Michael Tomasky sums up the ludicrous Mitt Romney, now departed.

Romney is proof that elections aren’t only about ideological openings. His problem was that he just wasn’t a persuasive person. Everything about him and his campaign seemed a little insincere. He was a liberal Republican in the 1990s, and now he’s a straight down the line wingnut. Early in the campaign he was about leadership, or something. Then, when he saw that Barack Obama was catching on with this “change” thing, suddenly he was about change. Then, when that didn’t quite take, he was about fixing Washington. There was a most recent fourth iteration that I’ve wiped from my memory.
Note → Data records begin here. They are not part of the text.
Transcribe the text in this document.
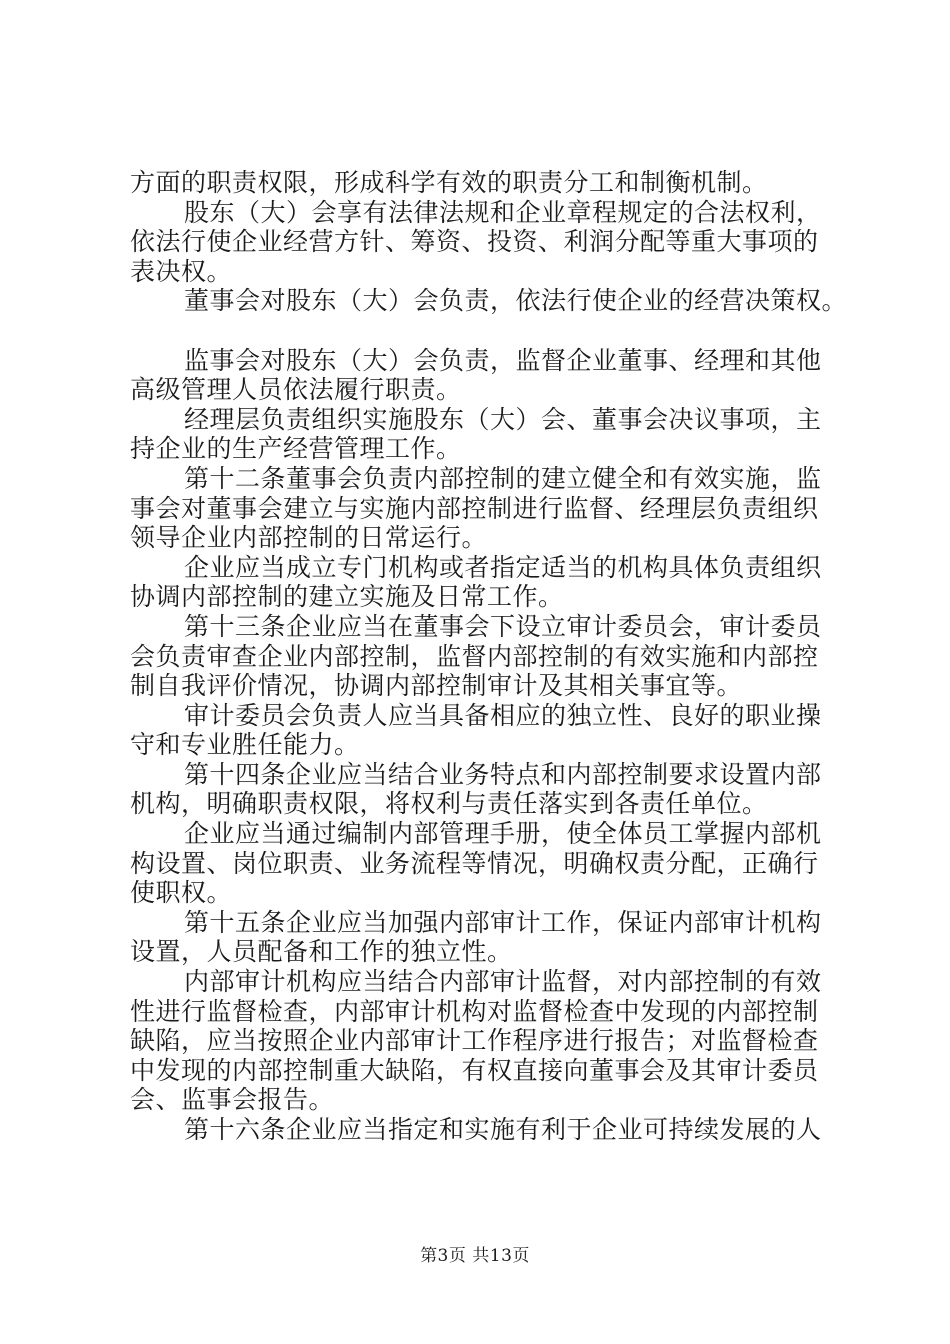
方面的职责权限，形成科学有效的职责分工和制衡机制。
股东（大）会享有法律法规和企业章程规定的合法权利，
依法行使企业经营方针、筹资、投资、利润分配等重大事项的
表决权。
董事会对股东（大）会负责，依法行使企业的经营决策权。
监事会对股东（大）会负责，监督企业董事、经理和其他
高级管理人员依法履行职责。
经理层负责组织实施股东（大）会、董事会决议事项，主
持企业的生产经营管理工作。
第十二条董事会负责内部控制的建立健全和有效实施，监
事会对董事会建立与实施内部控制进行监督、经理层负责组织
领导企业内部控制的日常运行。
企业应当成立专门机构或者指定适当的机构具体负责组织
协调内部控制的建立实施及日常工作。
第十三条企业应当在董事会下设立审计委员会，审计委员
会负责审查企业内部控制，监督内部控制的有效实施和内部控
制自我评价情况，协调内部控制审计及其相关事宜等。
审计委员会负责人应当具备相应的独立性、良好的职业操
守和专业胜任能力。
第十四条企业应当结合业务特点和内部控制要求设置内部
机构，明确职责权限，将权利与责任落实到各责任单位。
企业应当通过编制内部管理手册，使全体员工掌握内部机
构设置、岗位职责、业务流程等情况，明确权责分配，正确行
使职权。
第十五条企业应当加强内部审计工作，保证内部审计机构
设置，人员配备和工作的独立性。
内部审计机构应当结合内部审计监督，对内部控制的有效
性进行监督检查，内部审计机构对监督检查中发现的内部控制
缺陷，应当按照企业内部审计工作程序进行报告；对监督检查
中发现的内部控制重大缺陷，有权直接向董事会及其审计委员
会、监事会报告。
第十六条企业应当指定和实施有利于企业可持续发展的人
第3页 共13页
So he was kind of a fake all along, and apparently not just to this liberal. I always thought that he was hurt very badly by his lame answer last year when he was asked by a citizen (an anti-war activist of some kind) why, if he was so gung-ho about the Iraq war and war in general, not one of his five sons – all draft age – had volunteered to serve in the armed forces. He replied in part that “one of the ways my sons are showing support for our nation is helping me get elected because they think I’d be a great president.” I should think that equating the willingness to get a paper burn stuffing envelopes with the willingness to be blown to bits halfway around the world was a bit much especially for conservatives.

So off he goes. He is not of great interest, and I have trouble imagining we’ll have to worry about him again in four years or eight.